Hair and Make-up: Person in charge of… hair and make-up. They’ll ensure your actors look attractive (or not), and makes adjustments throughout the shoot to ensure continuity.
Sound Recordist / Boom Operator: Person in charge of recording sound. They’ll make sure your actors can be heard clearly while minimising unwanted background sounds.
Breaking down your script into its various elements is an excellent means of organising your shoot. Rather than relying on your memory to figure out what props, actors and locations you need, a script breakdown provides a logical manner by which you can properly organise the requirements of every scene and shot.
The simplest way of breaking down the script is into the physical components that are needed for every scene as described by the script. If the script mentions a character opening cigarette packet in the first scene, then that prop should be noted down. If the script has three people talking in the first scene, then those characters should be noted down. If the first scene takes place in a seedy bar, then that location should be noted down.

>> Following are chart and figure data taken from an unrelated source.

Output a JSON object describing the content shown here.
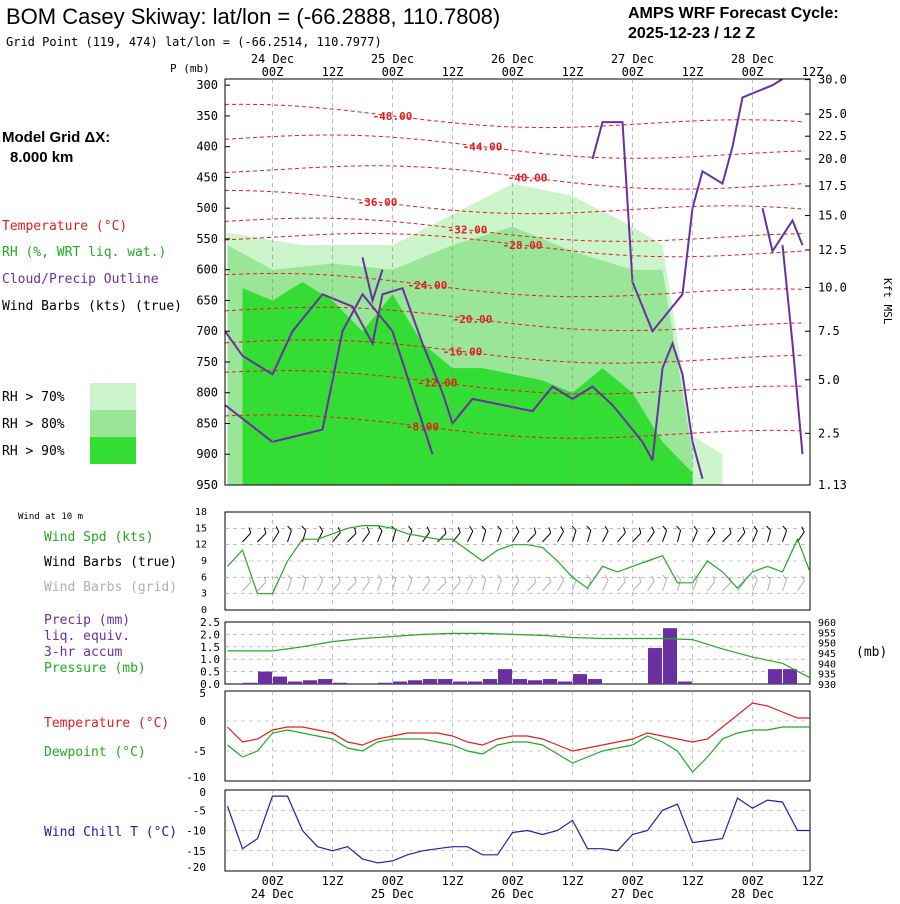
{
  "header": {
    "title": "BOM Casey Skiway:  lat/lon = (-66.2888, 110.7808)",
    "subtitle": "Grid Point (119, 474) lat/lon = (-66.2514, 110.7977)",
    "cycle_line1": "AMPS WRF Forecast Cycle:",
    "cycle_line2": "2025-12-23 / 12  Z"
  },
  "time_axis": {
    "hours": [
      0,
      6,
      12,
      18,
      24,
      30,
      36,
      42,
      48,
      54,
      60,
      66,
      72,
      78,
      84,
      90,
      96,
      102
    ],
    "tick_labels": [
      "00Z",
      "12Z",
      "00Z",
      "12Z",
      "00Z",
      "12Z",
      "00Z",
      "12Z",
      "00Z",
      "12Z"
    ],
    "tick_hours": [
      6,
      18,
      30,
      42,
      54,
      66,
      78,
      90,
      102,
      114
    ],
    "date_labels": [
      "24 Dec",
      "25 Dec",
      "26 Dec",
      "27 Dec",
      "28 Dec"
    ],
    "date_hours": [
      6,
      30,
      54,
      78,
      102
    ],
    "xlim_hours": [
      -3.5,
      113.5
    ]
  },
  "chart_data": [
    {
      "type": "heatmap",
      "name": "Vertical cross-section",
      "y_axis_label": "P (mb)",
      "pressure_levels": [
        300,
        350,
        400,
        450,
        500,
        550,
        600,
        650,
        700,
        750,
        800,
        850,
        900,
        950
      ],
      "right_axis_label": "Kft MSL",
      "kft_ticks": [
        "30.0",
        "25.0",
        "22.5",
        "20.0",
        "17.5",
        "15.0",
        "12.5",
        "10.0",
        "7.5",
        "5.0",
        "2.5",
        "1.13"
      ],
      "kft_tick_pressure": [
        291,
        347,
        383,
        420,
        464,
        512,
        568,
        629,
        700,
        779,
        866,
        950
      ],
      "model_grid_label": "Model Grid ΔX:",
      "model_grid_value": "8.000 km",
      "legend": {
        "temperature": {
          "label": "Temperature (°C)",
          "color": "#e02020"
        },
        "rh": {
          "label": "RH (%, WRT liq. wat.)",
          "color": "#22aa22"
        },
        "cloud": {
          "label": "Cloud/Precip Outline",
          "color": "#6a2fa0"
        },
        "wind": {
          "label": "Wind Barbs (kts) (true)",
          "color": "#000000"
        }
      },
      "rh_legend": [
        {
          "label": "RH > 70%",
          "color": "#ccf5cc"
        },
        {
          "label": "RH > 80%",
          "color": "#99e699"
        },
        {
          "label": "RH > 90%",
          "color": "#33dd33"
        }
      ],
      "isotherm_labels": [
        {
          "text": "-48.00",
          "t": 30,
          "p": 350
        },
        {
          "text": "-44.00",
          "t": 48,
          "p": 400
        },
        {
          "text": "-40.00",
          "t": 57,
          "p": 450
        },
        {
          "text": "-36.00",
          "t": 27,
          "p": 490
        },
        {
          "text": "-32.00",
          "t": 45,
          "p": 535
        },
        {
          "text": "-28.00",
          "t": 56,
          "p": 560
        },
        {
          "text": "-24.00",
          "t": 37,
          "p": 625
        },
        {
          "text": "-20.00",
          "t": 46,
          "p": 680
        },
        {
          "text": "-16.00",
          "t": 44,
          "p": 733
        },
        {
          "text": "-12.00",
          "t": 39,
          "p": 783
        },
        {
          "text": "-8.00",
          "t": 36,
          "p": 855
        }
      ],
      "rh_over_90": [
        {
          "t": 0,
          "top": 630,
          "bottom": 950
        },
        {
          "t": 6,
          "top": 650,
          "bottom": 950
        },
        {
          "t": 12,
          "top": 620,
          "bottom": 950
        },
        {
          "t": 18,
          "top": 650,
          "bottom": 950
        },
        {
          "t": 24,
          "top": 700,
          "bottom": 950
        },
        {
          "t": 30,
          "top": 640,
          "bottom": 950
        },
        {
          "t": 36,
          "top": 720,
          "bottom": 950
        },
        {
          "t": 42,
          "top": 760,
          "bottom": 950
        },
        {
          "t": 48,
          "top": 760,
          "bottom": 950
        },
        {
          "t": 54,
          "top": 770,
          "bottom": 950
        },
        {
          "t": 60,
          "top": 780,
          "bottom": 950
        },
        {
          "t": 66,
          "top": 800,
          "bottom": 950
        },
        {
          "t": 72,
          "top": 760,
          "bottom": 950
        },
        {
          "t": 78,
          "top": 800,
          "bottom": 950
        },
        {
          "t": 84,
          "top": 880,
          "bottom": 950
        },
        {
          "t": 90,
          "top": 930,
          "bottom": 950
        }
      ],
      "rh_over_80": [
        {
          "t": -3,
          "top": 560,
          "bottom": 950
        },
        {
          "t": 6,
          "top": 600,
          "bottom": 950
        },
        {
          "t": 18,
          "top": 590,
          "bottom": 950
        },
        {
          "t": 30,
          "top": 600,
          "bottom": 950
        },
        {
          "t": 42,
          "top": 560,
          "bottom": 950
        },
        {
          "t": 54,
          "top": 530,
          "bottom": 950
        },
        {
          "t": 66,
          "top": 570,
          "bottom": 950
        },
        {
          "t": 78,
          "top": 600,
          "bottom": 950
        },
        {
          "t": 84,
          "top": 600,
          "bottom": 950
        },
        {
          "t": 90,
          "top": 900,
          "bottom": 950
        }
      ],
      "rh_over_70": [
        {
          "t": -3,
          "top": 540,
          "bottom": 950
        },
        {
          "t": 12,
          "top": 560,
          "bottom": 950
        },
        {
          "t": 30,
          "top": 560,
          "bottom": 950
        },
        {
          "t": 42,
          "top": 510,
          "bottom": 950
        },
        {
          "t": 54,
          "top": 460,
          "bottom": 950
        },
        {
          "t": 66,
          "top": 480,
          "bottom": 950
        },
        {
          "t": 78,
          "top": 530,
          "bottom": 950
        },
        {
          "t": 84,
          "top": 560,
          "bottom": 950
        },
        {
          "t": 90,
          "top": 870,
          "bottom": 950
        },
        {
          "t": 96,
          "top": 900,
          "bottom": 950
        }
      ],
      "wind_cols": [
        0,
        3,
        6,
        9,
        12,
        15,
        18,
        21,
        24,
        27,
        30,
        33,
        36,
        39,
        42,
        45,
        48,
        51,
        54,
        57,
        60,
        63,
        66,
        69,
        72,
        75,
        78,
        81,
        84,
        87,
        90,
        93,
        96,
        99,
        102,
        105,
        108,
        111
      ],
      "wind_rows": [
        300,
        325,
        350,
        375,
        400,
        425,
        450,
        475,
        500,
        525,
        550,
        575,
        600,
        625,
        650,
        675,
        700,
        725,
        750,
        775,
        800,
        825,
        850,
        875,
        900,
        925
      ]
    },
    {
      "type": "line",
      "name": "Wind at 10 m",
      "panel_label": "Wind at 10 m",
      "ylim": [
        0,
        18
      ],
      "yticks": [
        0,
        3,
        6,
        9,
        12,
        15,
        18
      ],
      "legend": [
        {
          "label": "Wind Spd (kts)",
          "color": "#22aa22"
        },
        {
          "label": "Wind Barbs (true)",
          "color": "#000000"
        },
        {
          "label": "Wind Barbs (grid)",
          "color": "#b0b0b0"
        }
      ],
      "x_hours": [
        -3,
        0,
        3,
        6,
        9,
        12,
        15,
        18,
        21,
        24,
        27,
        30,
        33,
        36,
        39,
        42,
        45,
        48,
        51,
        54,
        57,
        60,
        63,
        66,
        69,
        72,
        75,
        78,
        81,
        84,
        87,
        90,
        93,
        96,
        99,
        102,
        105,
        108,
        111,
        114
      ],
      "wind_speed": [
        8,
        11,
        3,
        3,
        9,
        13,
        13,
        14,
        15,
        15.5,
        15.5,
        15,
        14,
        13.5,
        13,
        13,
        11,
        9,
        11,
        12,
        12,
        11.5,
        9,
        6,
        4,
        8,
        7,
        8,
        9,
        10,
        5,
        5,
        9,
        7,
        4,
        7,
        8,
        7,
        13,
        7
      ]
    },
    {
      "type": "bar",
      "name": "Precipitation and Pressure",
      "legend": [
        {
          "label": "Precip (mm)",
          "color": "#6a2fa0"
        },
        {
          "label": "liq. equiv.",
          "color": "#6a2fa0"
        },
        {
          "label": "3-hr accum",
          "color": "#6a2fa0"
        },
        {
          "label": "Pressure (mb)",
          "color": "#22aa22"
        }
      ],
      "right_unit": "(mb)",
      "precip_ylim": [
        0,
        2.5
      ],
      "precip_yticks": [
        "0.0",
        "0.5",
        "1.0",
        "1.5",
        "2.0",
        "2.5"
      ],
      "pressure_ylim": [
        930,
        960
      ],
      "pressure_yticks": [
        "930",
        "935",
        "940",
        "945",
        "950",
        "955",
        "960"
      ],
      "precip_hours": [
        3,
        6,
        9,
        12,
        15,
        18,
        21,
        24,
        27,
        30,
        33,
        36,
        39,
        42,
        45,
        48,
        51,
        54,
        57,
        60,
        63,
        66,
        69,
        72,
        75,
        78,
        81,
        84,
        87,
        90,
        93,
        96,
        99,
        102,
        105,
        108,
        111
      ],
      "precip_values": [
        0.05,
        0.5,
        0.3,
        0.1,
        0.15,
        0.2,
        0.05,
        0.0,
        0.0,
        0.05,
        0.1,
        0.15,
        0.2,
        0.2,
        0.1,
        0.1,
        0.2,
        0.6,
        0.2,
        0.15,
        0.2,
        0.1,
        0.4,
        0.2,
        0.0,
        0.0,
        0.0,
        1.45,
        2.25,
        0.1,
        0.0,
        0.0,
        0.0,
        0.0,
        0.0,
        0.6,
        0.6
      ],
      "pressure_hours": [
        -3,
        0,
        6,
        12,
        18,
        24,
        30,
        36,
        42,
        48,
        54,
        60,
        66,
        72,
        78,
        84,
        90,
        96,
        102,
        108,
        114
      ],
      "pressure_values": [
        946,
        946,
        946,
        948,
        950.5,
        952,
        953,
        954,
        954.5,
        954.5,
        954,
        953.5,
        952.5,
        952,
        952,
        952,
        951.5,
        947,
        943,
        940,
        933
      ]
    },
    {
      "type": "line",
      "name": "Temperature and Dewpoint",
      "ylim": [
        -10,
        5
      ],
      "yticks": [
        -10,
        -5,
        0,
        5
      ],
      "legend": [
        {
          "label": "Temperature (°C)",
          "color": "#e02020"
        },
        {
          "label": "Dewpoint (°C)",
          "color": "#22aa22"
        }
      ],
      "x_hours": [
        -3,
        0,
        3,
        6,
        9,
        12,
        15,
        18,
        21,
        24,
        27,
        30,
        33,
        36,
        39,
        42,
        45,
        48,
        51,
        54,
        57,
        60,
        63,
        66,
        69,
        72,
        75,
        78,
        81,
        84,
        87,
        90,
        93,
        96,
        99,
        102,
        105,
        108,
        111,
        114
      ],
      "temperature": [
        -1,
        -3.5,
        -3,
        -1.5,
        -1,
        -1,
        -1.5,
        -2,
        -3.5,
        -4,
        -3,
        -2.5,
        -2,
        -2,
        -2,
        -2.5,
        -3.5,
        -4,
        -3,
        -2.5,
        -2.5,
        -3,
        -4,
        -5,
        -4.5,
        -4,
        -3.5,
        -3,
        -2,
        -2.5,
        -3,
        -3.5,
        -3,
        -1,
        1,
        3,
        2.5,
        1.5,
        0.5,
        0.5
      ],
      "dewpoint": [
        -4,
        -6,
        -5,
        -2,
        -1.5,
        -2,
        -2.5,
        -3,
        -4.5,
        -5,
        -3.5,
        -3,
        -3,
        -3,
        -3.5,
        -4,
        -5,
        -5.5,
        -4,
        -3.5,
        -3.5,
        -4,
        -5.5,
        -7,
        -6,
        -5,
        -4.5,
        -4,
        -2.5,
        -3.5,
        -5,
        -8.5,
        -6,
        -3,
        -2,
        -1.5,
        -1.5,
        -1,
        -1,
        -1
      ]
    },
    {
      "type": "line",
      "name": "Wind Chill",
      "ylim": [
        -20,
        0
      ],
      "yticks": [
        -20,
        -15,
        -10,
        -5,
        0
      ],
      "legend": [
        {
          "label": "Wind Chill T (°C)",
          "color": "#2020aa"
        }
      ],
      "x_hours": [
        -3,
        0,
        3,
        6,
        9,
        12,
        15,
        18,
        21,
        24,
        27,
        30,
        33,
        36,
        39,
        42,
        45,
        48,
        51,
        54,
        57,
        60,
        63,
        66,
        69,
        72,
        75,
        78,
        81,
        84,
        87,
        90,
        93,
        96,
        99,
        102,
        105,
        108,
        111,
        114
      ],
      "wind_chill": [
        -4,
        -14.5,
        -12,
        -1.5,
        -1.5,
        -10,
        -14,
        -15,
        -14,
        -17,
        -18,
        -17.5,
        -16,
        -15,
        -14.5,
        -14,
        -14,
        -16,
        -16,
        -10.5,
        -10,
        -11,
        -10,
        -7.5,
        -14.5,
        -14.5,
        -15,
        -11,
        -10,
        -5,
        -3.5,
        -13,
        -12.5,
        -12,
        -2,
        -4.5,
        -2.5,
        -3,
        -10,
        -10
      ]
    }
  ]
}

By the end of the process, you should know what is required for every single scene. It’ll also make it easier when scheduling as you’ll be aware of what props and people you will need, the places that you will need them, and on what days they should be there.
Finally. you’ll probably want to go even further and make notes on actor performance, lighting, mood, etc. This will allow you to direct the actors based on your thoughts made in the relative quiet of pre-production versus those formed in the chaos of being on set. In addition, it’ll prepare you for how you want your film storyboarded and, ultimately, shot.